PS: It's a lot like Memcached, something that can speed up your application with minimal development time is worth a lot.
For many of my use cases, the distributed transaction control is the key feature of any database product. The reason there are so many products out there with simple transaction models is that it is not that hard to write one.
It is really hard to do the distributed transaction thing [1] in a horizontally scalable fashion.
The problem I have with this approach is that I don't know from the start what my needs are.
For example if I'm building a web app in my free time ... I'm starting with Mysql, and an ORM client like Django's, and I'm doing data-modelling that fits these tools.
Then if I would want to switch to MongoDB, if the need arises, I end up throwing away a lot of code / rewriting lots of logic. This means waisted hours and my free time for working on such stuff is very limited.
In lots of scenarios it's easier for me to just do sharding where I need it on top of MySql.
And that's what RDBMSs are good for ... they come with lots of crap you don't need, but that you may eventually which makes them fit most problems, unless you have extreme scalability needs, and even then you've got workarounds to turn to.
How do you know if / where you'll have scalability problems? And how do you know what to choose when you're doing exploratory programming?
How do you know if / where you'll have scalability problems
You won't.
Just code it for the best model for your data. 95% of the time a RDBMS will work just fine for your data. If you have scaling issues down the road, chances are you'll be working on this full-time and will have the energy to devote to properly thinking about scaling. You aren't Google or Facebook (yet). Until you are, just work with what best fits your data or is fastest to code.
Well, the one-thread-per-region thing is an interesting way of sidestepping locks. So I'll give them that.
But it's basically memcached with an SQL parser and some hand wavey stuff about how since it's replicated, the data never needs to make it to disk. That one doesn't sit well with me for some reason, even if it's theoretically true.
> Hey Mike, I'll get in contact with you shortly once I pull some logs. We've been analyzing the data and it seems that where we lose data coincides with some system reboots, we had a few problems with replication a few weeks ago, and had it disabled, so that's likely why we are seeing loss.
- Run transactions to completion –single threaded –in timestamp order [will use multiple cores, with each having a single thread]
- Only data changed within a single invocation of a stored procedure is in a transaction, transactions can't span multiple rounds of communication with a client.
- You are also discouraged from doing SUM operations because it would take a long time and block other transactions.

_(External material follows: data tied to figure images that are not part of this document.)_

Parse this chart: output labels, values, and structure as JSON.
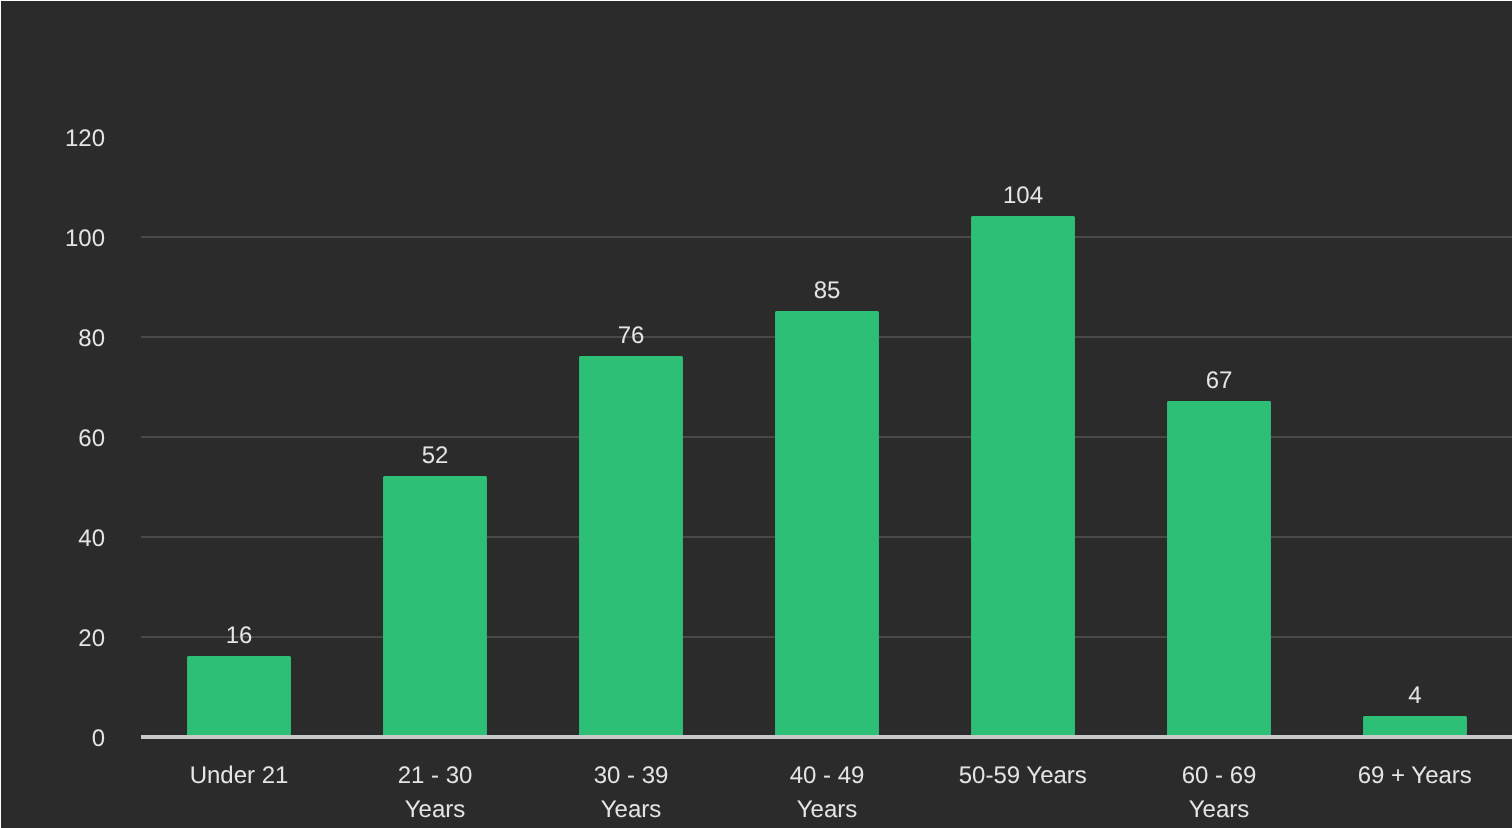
{
  "chart_data": {
    "type": "bar",
    "categories": [
      "Under 21",
      "21 - 30 Years",
      "30 - 39 Years",
      "40 - 49 Years",
      "50-59 Years",
      "60 - 69 Years",
      "69 + Years"
    ],
    "values": [
      16,
      52,
      76,
      85,
      104,
      67,
      4
    ],
    "color": "#2dbf76",
    "ylim": [
      0,
      120
    ],
    "yticks": [
      0,
      20,
      40,
      60,
      80,
      100,
      120
    ],
    "grid": "y",
    "data_labels": true
  }
}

I don't see how this is different than a NoSQL database. You cut a number of features (some critical to certain applications) from a relational database and get a bastardized version of a major database. It's a NoSQL database that uses a subset of the SQL standard and an enforced schema!

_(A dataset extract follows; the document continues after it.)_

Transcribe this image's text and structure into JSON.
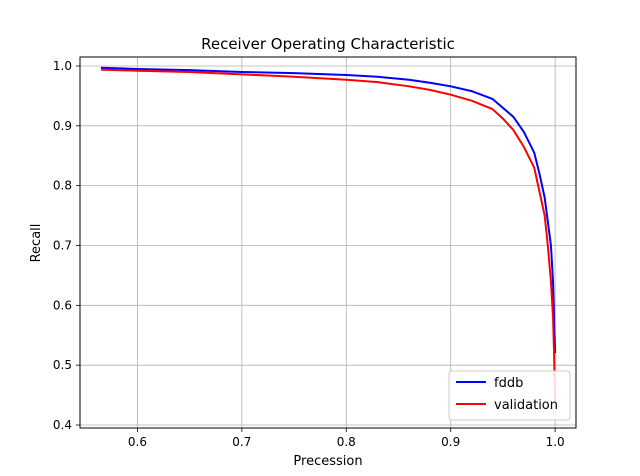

I find these discussions extremely annoying. I'm currently using MongoDB for my application because:
1. I don't need join support
2. I prefer my current schema to be denormalized.
3. Documents store better than rows for my data.
I could have used a relational database just fine. My data will fit with a little nudging.
The point is, you use the technology that best fits your problem. My current problem fits well into MongoDB but it could be solved less nicely with a different database.
All VoltDB is is another option if you have corners you can cut from the normal relational database model.